I love the idea - owning the browser definitely seems like the right approach.
I tried it out on a workflow I've been manually piecing together and it gave me a bunch of "Error encountered, contact support" messages when doing things like clicking on a form input field, or even a button.
The more complex "Instruction" block worked correctly instead (literally things like "click the "Sign In" button), but then I ran out of the 5 minutes of free run time when trying to go through the full flow. I expect this kind of thing will be fixed soon, as it grows.

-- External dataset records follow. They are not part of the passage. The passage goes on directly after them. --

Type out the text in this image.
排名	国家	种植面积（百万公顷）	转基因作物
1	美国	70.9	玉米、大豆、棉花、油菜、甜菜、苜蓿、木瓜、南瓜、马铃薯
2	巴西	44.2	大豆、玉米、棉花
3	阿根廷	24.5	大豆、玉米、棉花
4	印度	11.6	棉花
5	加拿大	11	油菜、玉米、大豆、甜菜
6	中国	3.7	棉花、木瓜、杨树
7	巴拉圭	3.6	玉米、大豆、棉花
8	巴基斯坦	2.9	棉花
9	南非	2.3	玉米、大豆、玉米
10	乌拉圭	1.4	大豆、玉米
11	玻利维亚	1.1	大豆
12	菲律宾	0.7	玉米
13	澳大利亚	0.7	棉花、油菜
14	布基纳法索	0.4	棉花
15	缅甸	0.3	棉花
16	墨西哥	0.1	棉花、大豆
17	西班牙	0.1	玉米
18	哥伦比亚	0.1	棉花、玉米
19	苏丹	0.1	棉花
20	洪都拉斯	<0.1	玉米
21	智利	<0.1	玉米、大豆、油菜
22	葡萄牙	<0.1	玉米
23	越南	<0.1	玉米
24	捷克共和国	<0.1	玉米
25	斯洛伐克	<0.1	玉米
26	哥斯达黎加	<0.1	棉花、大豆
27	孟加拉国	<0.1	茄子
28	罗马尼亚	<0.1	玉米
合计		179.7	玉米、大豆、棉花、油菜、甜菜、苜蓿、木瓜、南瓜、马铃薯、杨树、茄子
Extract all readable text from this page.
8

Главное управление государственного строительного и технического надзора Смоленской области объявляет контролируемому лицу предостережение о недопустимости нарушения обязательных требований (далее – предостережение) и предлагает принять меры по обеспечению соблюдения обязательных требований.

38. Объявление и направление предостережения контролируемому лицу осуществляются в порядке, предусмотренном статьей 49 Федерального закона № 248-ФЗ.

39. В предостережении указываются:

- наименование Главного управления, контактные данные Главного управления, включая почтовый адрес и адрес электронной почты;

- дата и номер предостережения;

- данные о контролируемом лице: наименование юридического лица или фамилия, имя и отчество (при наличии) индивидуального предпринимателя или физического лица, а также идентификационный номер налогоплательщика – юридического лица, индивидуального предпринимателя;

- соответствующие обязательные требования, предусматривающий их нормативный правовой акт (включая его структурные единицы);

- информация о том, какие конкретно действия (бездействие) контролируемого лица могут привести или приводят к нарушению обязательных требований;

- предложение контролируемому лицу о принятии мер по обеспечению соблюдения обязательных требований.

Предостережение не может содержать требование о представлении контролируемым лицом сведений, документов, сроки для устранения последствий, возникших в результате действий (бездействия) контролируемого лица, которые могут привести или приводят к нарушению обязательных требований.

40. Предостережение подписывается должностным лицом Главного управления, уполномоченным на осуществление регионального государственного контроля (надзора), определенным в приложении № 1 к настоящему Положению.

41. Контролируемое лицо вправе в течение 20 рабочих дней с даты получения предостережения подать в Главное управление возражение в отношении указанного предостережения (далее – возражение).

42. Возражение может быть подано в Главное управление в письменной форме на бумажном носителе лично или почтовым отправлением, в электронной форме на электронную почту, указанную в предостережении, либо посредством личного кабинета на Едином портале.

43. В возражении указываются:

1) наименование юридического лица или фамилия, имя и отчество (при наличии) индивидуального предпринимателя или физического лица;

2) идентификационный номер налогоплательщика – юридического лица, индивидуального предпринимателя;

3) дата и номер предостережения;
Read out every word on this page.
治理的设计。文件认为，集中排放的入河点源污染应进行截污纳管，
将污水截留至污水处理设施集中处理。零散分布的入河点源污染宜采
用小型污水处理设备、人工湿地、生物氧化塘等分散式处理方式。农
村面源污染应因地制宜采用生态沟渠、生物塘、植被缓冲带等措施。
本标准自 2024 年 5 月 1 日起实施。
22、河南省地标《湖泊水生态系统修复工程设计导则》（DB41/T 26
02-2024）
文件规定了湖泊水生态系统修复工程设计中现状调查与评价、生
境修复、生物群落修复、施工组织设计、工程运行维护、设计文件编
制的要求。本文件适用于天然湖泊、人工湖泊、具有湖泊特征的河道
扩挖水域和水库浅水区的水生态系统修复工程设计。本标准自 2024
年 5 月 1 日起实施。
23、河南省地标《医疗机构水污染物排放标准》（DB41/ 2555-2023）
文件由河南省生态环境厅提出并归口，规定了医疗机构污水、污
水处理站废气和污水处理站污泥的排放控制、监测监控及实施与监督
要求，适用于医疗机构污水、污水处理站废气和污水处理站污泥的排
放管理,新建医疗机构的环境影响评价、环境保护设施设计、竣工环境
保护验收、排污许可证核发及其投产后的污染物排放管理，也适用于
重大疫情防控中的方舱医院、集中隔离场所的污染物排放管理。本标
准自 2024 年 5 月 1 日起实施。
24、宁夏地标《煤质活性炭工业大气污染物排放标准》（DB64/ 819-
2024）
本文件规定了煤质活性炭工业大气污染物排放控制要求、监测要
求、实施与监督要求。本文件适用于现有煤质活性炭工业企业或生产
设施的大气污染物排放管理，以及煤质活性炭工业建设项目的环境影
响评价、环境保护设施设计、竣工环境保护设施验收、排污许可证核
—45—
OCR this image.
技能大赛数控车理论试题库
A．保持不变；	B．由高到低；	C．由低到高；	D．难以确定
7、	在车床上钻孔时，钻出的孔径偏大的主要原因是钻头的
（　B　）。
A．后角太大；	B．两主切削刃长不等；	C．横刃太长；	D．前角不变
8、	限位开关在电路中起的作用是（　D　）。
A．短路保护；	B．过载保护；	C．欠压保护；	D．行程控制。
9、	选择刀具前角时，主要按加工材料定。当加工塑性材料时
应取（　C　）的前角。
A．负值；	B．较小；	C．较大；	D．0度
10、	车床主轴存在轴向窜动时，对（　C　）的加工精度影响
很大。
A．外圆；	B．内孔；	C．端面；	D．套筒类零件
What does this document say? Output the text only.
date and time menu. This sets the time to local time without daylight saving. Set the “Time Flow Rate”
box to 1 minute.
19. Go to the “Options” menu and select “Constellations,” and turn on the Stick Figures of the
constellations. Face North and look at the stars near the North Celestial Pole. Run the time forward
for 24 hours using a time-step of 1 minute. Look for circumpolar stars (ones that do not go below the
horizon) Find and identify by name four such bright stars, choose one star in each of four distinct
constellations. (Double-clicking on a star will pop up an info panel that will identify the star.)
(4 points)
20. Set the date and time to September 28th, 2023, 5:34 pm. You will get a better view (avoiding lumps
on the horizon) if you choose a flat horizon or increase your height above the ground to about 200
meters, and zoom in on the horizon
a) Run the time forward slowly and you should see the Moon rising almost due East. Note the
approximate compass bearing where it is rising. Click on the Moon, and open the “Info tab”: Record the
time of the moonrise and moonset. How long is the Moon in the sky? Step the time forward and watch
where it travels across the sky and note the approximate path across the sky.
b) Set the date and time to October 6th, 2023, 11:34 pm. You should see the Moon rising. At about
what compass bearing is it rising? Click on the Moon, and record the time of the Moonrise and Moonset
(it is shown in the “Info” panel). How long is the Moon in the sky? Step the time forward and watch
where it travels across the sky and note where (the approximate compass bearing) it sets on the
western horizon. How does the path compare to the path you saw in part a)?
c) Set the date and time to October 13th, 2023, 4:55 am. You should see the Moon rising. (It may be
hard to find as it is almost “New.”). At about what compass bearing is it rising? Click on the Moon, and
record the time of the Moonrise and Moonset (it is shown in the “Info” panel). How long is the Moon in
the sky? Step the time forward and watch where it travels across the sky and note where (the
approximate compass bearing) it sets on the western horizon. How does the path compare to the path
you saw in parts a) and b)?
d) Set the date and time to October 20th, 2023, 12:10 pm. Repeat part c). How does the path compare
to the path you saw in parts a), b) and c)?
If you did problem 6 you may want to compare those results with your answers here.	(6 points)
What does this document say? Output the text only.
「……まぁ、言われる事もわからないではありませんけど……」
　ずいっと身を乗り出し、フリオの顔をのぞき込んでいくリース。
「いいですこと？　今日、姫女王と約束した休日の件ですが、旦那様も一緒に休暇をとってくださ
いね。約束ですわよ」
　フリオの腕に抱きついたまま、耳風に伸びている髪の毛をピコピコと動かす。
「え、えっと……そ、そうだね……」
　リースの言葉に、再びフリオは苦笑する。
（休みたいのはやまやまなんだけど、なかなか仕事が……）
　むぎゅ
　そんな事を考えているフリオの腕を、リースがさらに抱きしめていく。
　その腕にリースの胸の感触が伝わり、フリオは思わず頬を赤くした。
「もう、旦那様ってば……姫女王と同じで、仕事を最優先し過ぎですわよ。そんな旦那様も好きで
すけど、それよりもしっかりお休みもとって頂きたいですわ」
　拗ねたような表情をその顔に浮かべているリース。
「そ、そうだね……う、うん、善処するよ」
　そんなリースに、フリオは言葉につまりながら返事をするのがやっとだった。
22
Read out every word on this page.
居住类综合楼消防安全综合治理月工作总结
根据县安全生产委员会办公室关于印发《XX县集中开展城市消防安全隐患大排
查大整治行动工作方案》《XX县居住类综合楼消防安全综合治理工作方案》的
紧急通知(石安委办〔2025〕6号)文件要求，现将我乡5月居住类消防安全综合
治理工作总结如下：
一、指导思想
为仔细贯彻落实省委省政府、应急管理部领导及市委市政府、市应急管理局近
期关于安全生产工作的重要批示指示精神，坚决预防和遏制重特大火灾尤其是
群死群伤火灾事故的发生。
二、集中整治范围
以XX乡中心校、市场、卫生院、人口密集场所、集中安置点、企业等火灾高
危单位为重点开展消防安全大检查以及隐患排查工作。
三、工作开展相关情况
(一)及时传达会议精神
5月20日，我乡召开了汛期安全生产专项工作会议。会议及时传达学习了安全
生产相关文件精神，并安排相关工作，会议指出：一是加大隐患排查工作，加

In terms of ultimate utility, what I really want is something which can export scripts that run entirely locally, but falling back to the more dynamic AI enhanced version when an error is encountered. I would want AutoTab to generate the workflow which I could then run on my own hardware in bulk.
Anyway, great work! This is definitely the best implementation I've seen of that glimpsed future of capable AI web browsing agents.
This is awesome! What is your most common use case? Have you thought of competing with https://scribehow.com/ in the documentation space?
Very neat in theory but I'm failing to find any technical details.
Which layer is the automation happening? Inside using Dev tools? Multiple?
What is the self-healing mechanic? I'm guessing invoking an LLM to find what happened and fix it?
I guess what I'm wondering is. Is this some sort of hybrid between computer use and Dev tools usage?
This is awesome. I was just trying to get a rudimentary version of this for some "user" interaction heavy data extraction. Definitely giving it a try.
For a case with lots of requests how does Autotab handle ip-blocking? Does each run use a different portal instance?
I see it's able to perform data extraction, but what if you wanted to enter in data from another system, or generated by an LLM during the workflow?
You say "try it for free" but your website has no pricing information at all. Is this free for just a while? Free forever? What is your monetization strategy?
Can I point it at my own LLM or am I locked into using OpenAI?
Pretty slick. I recorded a session for ordering from a restaurant website, and it did repeat the entire workflow. It had some issues with a modal popped up but all in all well done! We have been trying to robotify the task of ordering from restaurant for our clients and seems like your solution can work well for us. I am guessing that you want your users to use Autotab browser, what is use for API?
Looks nice. Anybody else in this space? This one is on the pricier end but I’m just a single user so maybe not the target customer
If this was an OSS project automating a specific service many HN-ers would come and bleet about TOS violations & being scared/wary of C&Ds.
How does this not violate TOS? Do you have legal protection set up from megacorps trying to bully you with legal threats?
Automation despite TOS via Adversarial Interop should be a Digital Human Right. Godspeed.
Is Autotab able to scrape data from multiple websites with different structures and combine this data into structured data in one CSV or JSON file? Example: scrape interest rates offered on savings accounts from multiple bank websites and extract the name of the bank, bank logo, product name and interest rate for each account and run this saved query on a regular schedule (daily, weekly etc)?